Das sind meine ersten Eindrücke über das Unwired-PDF. Es ist natürlich keine tiefschürfende Rezension, und die eine oder andere Meinung wird sich wohl noch ändern, einfach weil viele Dinge erst noch in Ruhe ausgetestet werden müssen.

Artwork: gut.
Es hat einige sehr schöne Bilder, vor allem das Cover, es hat die üblichen psychodelischen Bilder, die die Sprites/AIs sowie die generelle GaGa-ness der Matrix symbolisieren sollen, es hat ein paar langweilige Bilder, die durchschnittlich sind. Es hat bislang kein Bild, wo ich spontanen Brechreiz bekomme. Vor allem scheinen einige Bilder durchaus mit dem Gedanken gemacht worden zu sein "Ja, das ist so in SR". Mir persönlich hat der Größenvergleich zwischen Schuh und Microdrohne gefallen. Ich hoffe sehr, daß dies kein übliches "Ja, aber das Bild hat ja eigentlich nichts mit der Realität von SR zu tun"-Bild ist, sondern daß man sich Microdrohnen wirklich so vorstellen kann.

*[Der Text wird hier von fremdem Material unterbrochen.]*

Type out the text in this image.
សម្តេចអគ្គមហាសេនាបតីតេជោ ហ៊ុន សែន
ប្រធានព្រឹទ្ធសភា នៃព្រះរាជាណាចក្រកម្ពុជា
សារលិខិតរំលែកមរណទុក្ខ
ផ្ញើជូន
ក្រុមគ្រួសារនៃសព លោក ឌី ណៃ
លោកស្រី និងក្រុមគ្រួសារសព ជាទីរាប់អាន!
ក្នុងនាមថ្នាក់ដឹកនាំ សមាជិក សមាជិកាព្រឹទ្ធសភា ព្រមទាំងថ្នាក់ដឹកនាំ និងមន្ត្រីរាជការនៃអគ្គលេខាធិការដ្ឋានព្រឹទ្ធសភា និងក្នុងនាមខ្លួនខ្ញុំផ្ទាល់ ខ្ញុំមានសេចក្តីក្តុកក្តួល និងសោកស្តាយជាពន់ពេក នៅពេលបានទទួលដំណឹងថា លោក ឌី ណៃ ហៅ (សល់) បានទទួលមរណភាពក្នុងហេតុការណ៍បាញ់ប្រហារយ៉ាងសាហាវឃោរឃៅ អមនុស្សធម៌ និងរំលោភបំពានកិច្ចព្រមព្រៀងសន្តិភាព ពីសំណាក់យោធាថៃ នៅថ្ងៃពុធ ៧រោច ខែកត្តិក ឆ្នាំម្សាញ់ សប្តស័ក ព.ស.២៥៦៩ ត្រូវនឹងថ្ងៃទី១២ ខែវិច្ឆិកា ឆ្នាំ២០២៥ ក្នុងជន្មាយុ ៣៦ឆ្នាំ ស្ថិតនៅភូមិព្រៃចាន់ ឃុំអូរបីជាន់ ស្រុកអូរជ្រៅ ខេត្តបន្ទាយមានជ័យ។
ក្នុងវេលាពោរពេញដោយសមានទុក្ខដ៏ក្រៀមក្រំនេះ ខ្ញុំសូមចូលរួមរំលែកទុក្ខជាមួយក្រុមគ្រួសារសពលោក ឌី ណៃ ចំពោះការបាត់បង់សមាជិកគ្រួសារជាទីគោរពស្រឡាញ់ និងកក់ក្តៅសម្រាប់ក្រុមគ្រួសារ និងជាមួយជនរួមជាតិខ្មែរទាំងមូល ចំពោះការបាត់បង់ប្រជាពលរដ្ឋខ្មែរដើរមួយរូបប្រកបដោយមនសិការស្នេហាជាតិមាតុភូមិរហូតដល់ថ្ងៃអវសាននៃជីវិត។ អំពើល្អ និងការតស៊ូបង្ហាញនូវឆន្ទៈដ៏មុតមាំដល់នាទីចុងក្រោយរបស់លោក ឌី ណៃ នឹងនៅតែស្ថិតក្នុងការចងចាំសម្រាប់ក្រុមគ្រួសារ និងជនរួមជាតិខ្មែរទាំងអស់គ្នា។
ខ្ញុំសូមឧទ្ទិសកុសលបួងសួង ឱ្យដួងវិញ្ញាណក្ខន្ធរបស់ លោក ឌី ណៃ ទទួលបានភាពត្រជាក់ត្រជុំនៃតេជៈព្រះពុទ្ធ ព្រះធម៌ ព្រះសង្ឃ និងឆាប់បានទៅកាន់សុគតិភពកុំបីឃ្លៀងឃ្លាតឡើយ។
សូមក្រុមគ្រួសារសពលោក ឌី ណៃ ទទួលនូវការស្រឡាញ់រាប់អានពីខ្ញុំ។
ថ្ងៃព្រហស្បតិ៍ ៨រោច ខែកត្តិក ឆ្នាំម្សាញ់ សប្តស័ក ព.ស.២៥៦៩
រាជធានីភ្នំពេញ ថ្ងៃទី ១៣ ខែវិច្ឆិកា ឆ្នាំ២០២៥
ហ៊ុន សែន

Kapitel-Kurzgeschichten: sehr gut
Wie in den anderen Büchern fängt jedes Kapitel mit einer einseitigen Kurzgeschichte an, die einen Aspekt der digitalen Welt umfasst. Nett geschrieben und durchaus atmosphärisch. IMHO war diese Kapiteleinführung eine der schönsten Neuerung in SR4 und ich hoffe, es wird beibehalten.

Matrix Overview: gut
Ähnlich wie Magie oder die Einführung im Arsenal beschreibt es typische Anwendungsgebiete der Matrix in der sechste Welt. Für alte Hasen nichts unbekanntes, für Neulinge oder Leute, die Probleme haben, sich die (neue) Matrix vorszustellen, sicherlich sehr hilfreich. Nett geschrieben, halbwegs sinnvoller Shadowtalk, allgemein ein guter und hilfreicher Einstieg in die digitale Welt. Schön sind auch generell im Buch die schwarzen Seitenbalken, die immer wieder einzelne Aspekte aufgreifen und näher erläutern. Zumindest nach den ersten Stunden wirkt es alles überlegt, durchdacht und mehr oder weniger glaubwürdig.

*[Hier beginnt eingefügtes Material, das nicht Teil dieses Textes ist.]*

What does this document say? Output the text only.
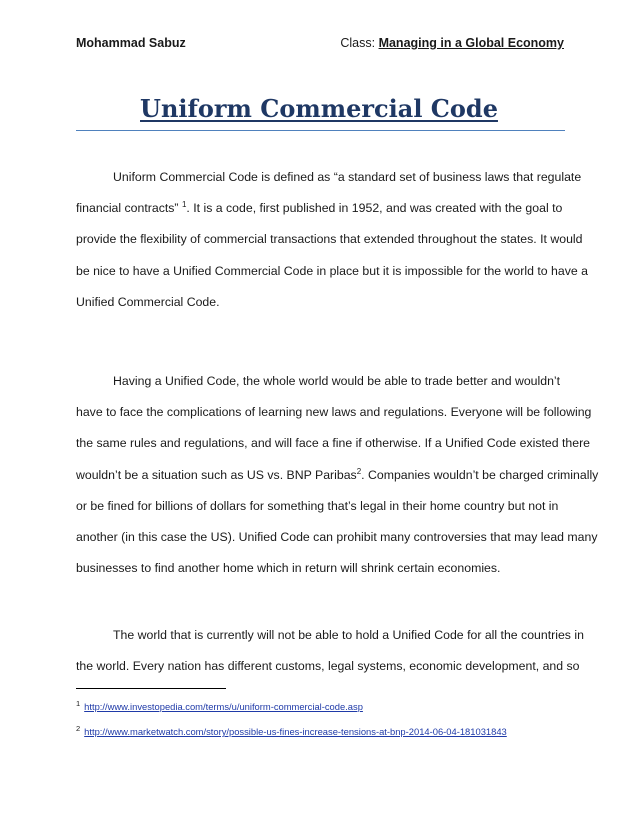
Mohammad Sabuz	Class: Managing in a Global Economy
Uniform Commercial Code
Uniform Commercial Code is defined as “a standard set of business laws that regulate
financial contracts” $^1$. It is a code, first published in 1952, and was created with the goal to
provide the flexibility of commercial transactions that extended throughout the states. It would
be nice to have a Unified Commercial Code in place but it is impossible for the world to have a
Unified Commercial Code.
Having a Unified Code, the whole world would be able to trade better and wouldn’t
have to face the complications of learning new laws and regulations. Everyone will be following
the same rules and regulations, and will face a fine if otherwise. If a Unified Code existed there
wouldn’t be a situation such as US vs. BNP Paribas$^2$. Companies wouldn’t be charged criminally
or be fined for billions of dollars for something that’s legal in their home country but not in
another (in this case the US). Unified Code can prohibit many controversies that may lead many
businesses to find another home which in return will shrink certain economies.
The world that is currently will not be able to hold a Unified Code for all the countries in
the world. Every nation has different customs, legal systems, economic development, and so
$^1$ http://www.investopedia.com/terms/u/uniform-commercial-code.asp
$^2$ http://www.marketwatch.com/story/possible-us-fines-increase-tensions-at-bnp-2014-06-04-181031843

The Matrix User: befriedigend
Es beschreibt die regeltechnische Seite des Hackers: Fertigkeiten, Rasse, ein paar neue Qualities, Ausrüstung. Für jemanden, der sich mit dem GRW beschäftigt hat, ist es natürlich nicht besonders hilfreich, daß es auch schriftlich jetzt den Hinweis gibt, daß ein Commlink und die Computer-Fertigkeit jetzt wichtig sind für Hacker ... man müßte sich schon ziemliche Mühe geben, das NICHT zu wissen. Aber naja, ich schätze, das hat seit dem Grimoire 1 Tradition in SR. Die neuen Qualities wirken ok, der neue Lebenstil ist durchaus stylisch und passend.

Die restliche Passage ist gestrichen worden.